Enrichment of r-process elements in dwarf spheroidal galaxies in chemo-dynamical evolution model

TL;DR

This study uses chemo-dynamical modeling of dwarf spheroidal galaxies to demonstrate that neutron star mergers with merger times around 100 Myr can explain observed r-process element enrichment, supporting NSMs as the main site.

Contribution

It presents a high-resolution chemo-dynamical model showing that neutron star mergers can account for r-process enrichment in dwarf spheroidal galaxies, aligning with observed data.

Findings

Model reproduces observed [Eu/Fe] ratios with NSM merger time of 100 Myr.

Metal mixing effects are crucial for matching observations.

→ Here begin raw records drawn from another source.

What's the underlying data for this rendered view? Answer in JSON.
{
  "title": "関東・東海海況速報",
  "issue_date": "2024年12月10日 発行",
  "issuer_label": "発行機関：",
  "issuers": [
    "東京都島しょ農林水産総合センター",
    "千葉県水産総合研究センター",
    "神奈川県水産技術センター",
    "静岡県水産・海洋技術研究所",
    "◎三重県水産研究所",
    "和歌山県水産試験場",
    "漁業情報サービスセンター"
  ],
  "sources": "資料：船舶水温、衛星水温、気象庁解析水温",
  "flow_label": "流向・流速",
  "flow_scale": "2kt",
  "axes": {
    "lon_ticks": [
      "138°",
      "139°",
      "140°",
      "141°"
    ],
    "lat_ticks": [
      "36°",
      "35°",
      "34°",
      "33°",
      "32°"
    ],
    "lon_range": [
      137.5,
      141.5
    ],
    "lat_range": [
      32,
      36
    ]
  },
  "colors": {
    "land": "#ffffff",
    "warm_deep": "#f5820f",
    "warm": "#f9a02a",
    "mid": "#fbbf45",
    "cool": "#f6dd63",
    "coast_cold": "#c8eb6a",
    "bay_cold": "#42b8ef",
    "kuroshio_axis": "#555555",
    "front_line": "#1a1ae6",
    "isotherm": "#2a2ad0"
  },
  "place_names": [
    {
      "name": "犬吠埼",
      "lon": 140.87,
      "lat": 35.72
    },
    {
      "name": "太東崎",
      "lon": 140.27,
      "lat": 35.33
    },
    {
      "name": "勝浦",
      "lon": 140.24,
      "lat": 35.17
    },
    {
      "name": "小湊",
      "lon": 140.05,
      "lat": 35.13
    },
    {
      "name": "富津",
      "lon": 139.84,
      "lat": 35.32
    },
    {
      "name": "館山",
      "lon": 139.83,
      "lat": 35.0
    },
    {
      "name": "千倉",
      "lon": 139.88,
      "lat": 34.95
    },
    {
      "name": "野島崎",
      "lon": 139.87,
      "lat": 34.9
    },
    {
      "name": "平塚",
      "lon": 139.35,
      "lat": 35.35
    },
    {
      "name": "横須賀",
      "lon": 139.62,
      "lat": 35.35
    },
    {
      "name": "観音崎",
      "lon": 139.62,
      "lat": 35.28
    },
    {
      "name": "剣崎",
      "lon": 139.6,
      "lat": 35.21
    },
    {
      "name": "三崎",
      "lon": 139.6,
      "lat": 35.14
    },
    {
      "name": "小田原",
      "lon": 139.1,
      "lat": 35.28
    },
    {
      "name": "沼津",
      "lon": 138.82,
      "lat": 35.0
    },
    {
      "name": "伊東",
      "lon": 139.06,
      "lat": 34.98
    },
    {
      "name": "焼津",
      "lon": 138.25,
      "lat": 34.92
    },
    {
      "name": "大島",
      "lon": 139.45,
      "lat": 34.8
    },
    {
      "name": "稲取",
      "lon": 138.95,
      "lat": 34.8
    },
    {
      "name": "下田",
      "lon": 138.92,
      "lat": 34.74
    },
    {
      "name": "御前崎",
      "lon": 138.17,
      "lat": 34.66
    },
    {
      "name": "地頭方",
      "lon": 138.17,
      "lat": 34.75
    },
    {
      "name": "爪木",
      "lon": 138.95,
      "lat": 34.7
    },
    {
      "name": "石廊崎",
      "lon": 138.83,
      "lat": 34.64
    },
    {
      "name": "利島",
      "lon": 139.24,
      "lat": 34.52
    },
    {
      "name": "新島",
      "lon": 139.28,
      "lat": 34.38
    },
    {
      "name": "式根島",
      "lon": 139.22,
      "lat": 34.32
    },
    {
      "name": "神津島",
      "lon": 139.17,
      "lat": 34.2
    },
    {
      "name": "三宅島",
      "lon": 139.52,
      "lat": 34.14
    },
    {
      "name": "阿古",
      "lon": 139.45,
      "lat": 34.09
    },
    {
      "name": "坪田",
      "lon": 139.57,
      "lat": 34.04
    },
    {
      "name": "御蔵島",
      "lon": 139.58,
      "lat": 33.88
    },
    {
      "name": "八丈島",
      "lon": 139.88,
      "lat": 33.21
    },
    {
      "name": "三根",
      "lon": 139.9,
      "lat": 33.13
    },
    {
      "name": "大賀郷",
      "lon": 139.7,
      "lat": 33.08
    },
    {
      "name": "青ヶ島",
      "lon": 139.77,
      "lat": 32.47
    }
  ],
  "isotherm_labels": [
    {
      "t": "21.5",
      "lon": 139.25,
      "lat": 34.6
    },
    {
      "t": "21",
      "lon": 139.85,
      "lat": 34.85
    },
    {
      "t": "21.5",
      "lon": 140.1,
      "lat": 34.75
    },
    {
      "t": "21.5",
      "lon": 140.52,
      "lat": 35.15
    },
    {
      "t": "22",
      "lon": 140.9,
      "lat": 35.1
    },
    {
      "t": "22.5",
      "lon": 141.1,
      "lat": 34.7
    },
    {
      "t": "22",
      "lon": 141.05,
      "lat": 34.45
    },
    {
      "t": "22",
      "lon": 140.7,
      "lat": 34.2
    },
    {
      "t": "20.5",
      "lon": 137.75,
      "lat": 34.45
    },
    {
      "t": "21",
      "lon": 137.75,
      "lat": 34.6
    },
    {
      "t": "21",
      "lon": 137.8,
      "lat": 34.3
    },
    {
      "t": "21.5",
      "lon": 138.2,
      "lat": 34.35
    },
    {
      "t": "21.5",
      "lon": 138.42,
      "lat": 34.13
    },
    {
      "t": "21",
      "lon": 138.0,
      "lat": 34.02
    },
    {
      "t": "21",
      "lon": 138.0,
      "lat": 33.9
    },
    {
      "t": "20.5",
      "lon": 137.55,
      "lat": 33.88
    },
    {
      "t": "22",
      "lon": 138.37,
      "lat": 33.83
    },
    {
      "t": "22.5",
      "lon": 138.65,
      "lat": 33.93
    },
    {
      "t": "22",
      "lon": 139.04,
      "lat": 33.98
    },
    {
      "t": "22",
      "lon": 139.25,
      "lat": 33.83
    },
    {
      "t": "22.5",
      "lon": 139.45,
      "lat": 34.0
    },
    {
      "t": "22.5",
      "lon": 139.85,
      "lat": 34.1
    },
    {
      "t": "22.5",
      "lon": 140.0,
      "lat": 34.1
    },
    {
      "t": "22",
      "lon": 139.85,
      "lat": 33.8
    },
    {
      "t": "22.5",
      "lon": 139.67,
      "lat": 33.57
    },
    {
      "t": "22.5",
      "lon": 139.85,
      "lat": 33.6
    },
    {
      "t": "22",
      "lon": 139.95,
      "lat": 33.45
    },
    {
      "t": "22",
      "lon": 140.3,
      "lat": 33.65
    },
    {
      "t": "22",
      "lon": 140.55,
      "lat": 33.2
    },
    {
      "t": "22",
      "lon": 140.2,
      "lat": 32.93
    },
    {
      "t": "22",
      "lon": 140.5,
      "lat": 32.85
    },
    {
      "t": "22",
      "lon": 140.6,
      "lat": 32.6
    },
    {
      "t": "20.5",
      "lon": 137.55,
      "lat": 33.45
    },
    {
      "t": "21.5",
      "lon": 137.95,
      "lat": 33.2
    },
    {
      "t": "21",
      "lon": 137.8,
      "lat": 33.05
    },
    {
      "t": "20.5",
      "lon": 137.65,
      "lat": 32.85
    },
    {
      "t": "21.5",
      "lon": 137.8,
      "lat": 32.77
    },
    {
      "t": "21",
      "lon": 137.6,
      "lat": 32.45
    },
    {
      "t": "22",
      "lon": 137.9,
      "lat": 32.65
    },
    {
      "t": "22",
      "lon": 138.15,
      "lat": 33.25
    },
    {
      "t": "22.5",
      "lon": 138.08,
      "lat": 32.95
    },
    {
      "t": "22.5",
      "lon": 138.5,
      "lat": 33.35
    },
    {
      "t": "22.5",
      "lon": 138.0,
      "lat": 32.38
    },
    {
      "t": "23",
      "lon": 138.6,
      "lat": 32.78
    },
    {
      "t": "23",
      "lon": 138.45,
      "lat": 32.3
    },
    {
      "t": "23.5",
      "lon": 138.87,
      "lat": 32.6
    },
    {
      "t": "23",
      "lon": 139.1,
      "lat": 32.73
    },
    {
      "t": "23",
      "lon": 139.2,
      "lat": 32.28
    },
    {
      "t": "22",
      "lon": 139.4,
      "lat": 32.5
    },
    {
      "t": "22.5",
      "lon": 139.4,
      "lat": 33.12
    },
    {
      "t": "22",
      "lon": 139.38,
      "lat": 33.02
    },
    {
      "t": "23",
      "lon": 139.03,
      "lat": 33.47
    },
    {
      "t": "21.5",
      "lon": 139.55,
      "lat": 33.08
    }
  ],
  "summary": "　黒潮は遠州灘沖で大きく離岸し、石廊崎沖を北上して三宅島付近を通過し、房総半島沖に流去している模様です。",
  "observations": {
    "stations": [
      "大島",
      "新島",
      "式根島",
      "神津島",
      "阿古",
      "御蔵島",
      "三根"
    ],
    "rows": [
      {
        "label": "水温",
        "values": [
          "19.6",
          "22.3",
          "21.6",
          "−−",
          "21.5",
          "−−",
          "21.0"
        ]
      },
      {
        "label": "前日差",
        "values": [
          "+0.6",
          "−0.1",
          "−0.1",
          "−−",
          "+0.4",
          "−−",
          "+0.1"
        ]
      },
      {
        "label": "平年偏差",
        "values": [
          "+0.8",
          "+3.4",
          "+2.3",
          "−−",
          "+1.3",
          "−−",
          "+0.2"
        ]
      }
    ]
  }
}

Results suggest NSM merger times < 300 Myr and rates ~ 10^{-4} yr^{-1}.

Abstract

The rapid neutron-capture process (r-process) is a major process to synthesize elements heavier than iron, but the astrophysical site(s) of r-process is not identified yet. Neutron star mergers (NSMs) are suggested to be a major r-process site from nucleosynthesis studies. Previous chemical evolution studies however require unlikely short merger time of NSMs to reproduce the observed large star-to-star scatters in the abundance ratios of r-process elements relative to iron, [Eu/Fe], of extremely metal-poor stars in the Milky Way (MW) halo. This problem can be solved by considering chemical evolution in dwarf spheroidal galaxies (dSphs) which would be building blocks of the MW and have lower star formation efficiencies than the MW halo. We demonstrate that enrichment of r-process elements in dSphs by NSMs using an N-body/smoothed particle hydrodynamics code. Our high-resolution model reproduces the observed [Eu/Fe] by NSMs with a merger time of 100 Myr when the effect of metal mixing is taken into account. This is because metallicity is not correlated with time up to ~ 300 Myr from the start of the simulation due to low star formation efficiency in dSphs. We also confirm that this model is consistent with observed properties of dSphs such as radial profiles and metallicity distribution. The merger time and the Galactic rate of NSMs are suggested to be <~ 300 Myr and ~ $10^{-4}$ yr$^{-1}$, which are consistent with the values suggested by population synthesis and nucleosynthesis studies. This study supports that NSMs are the major astrophysical site of r-process.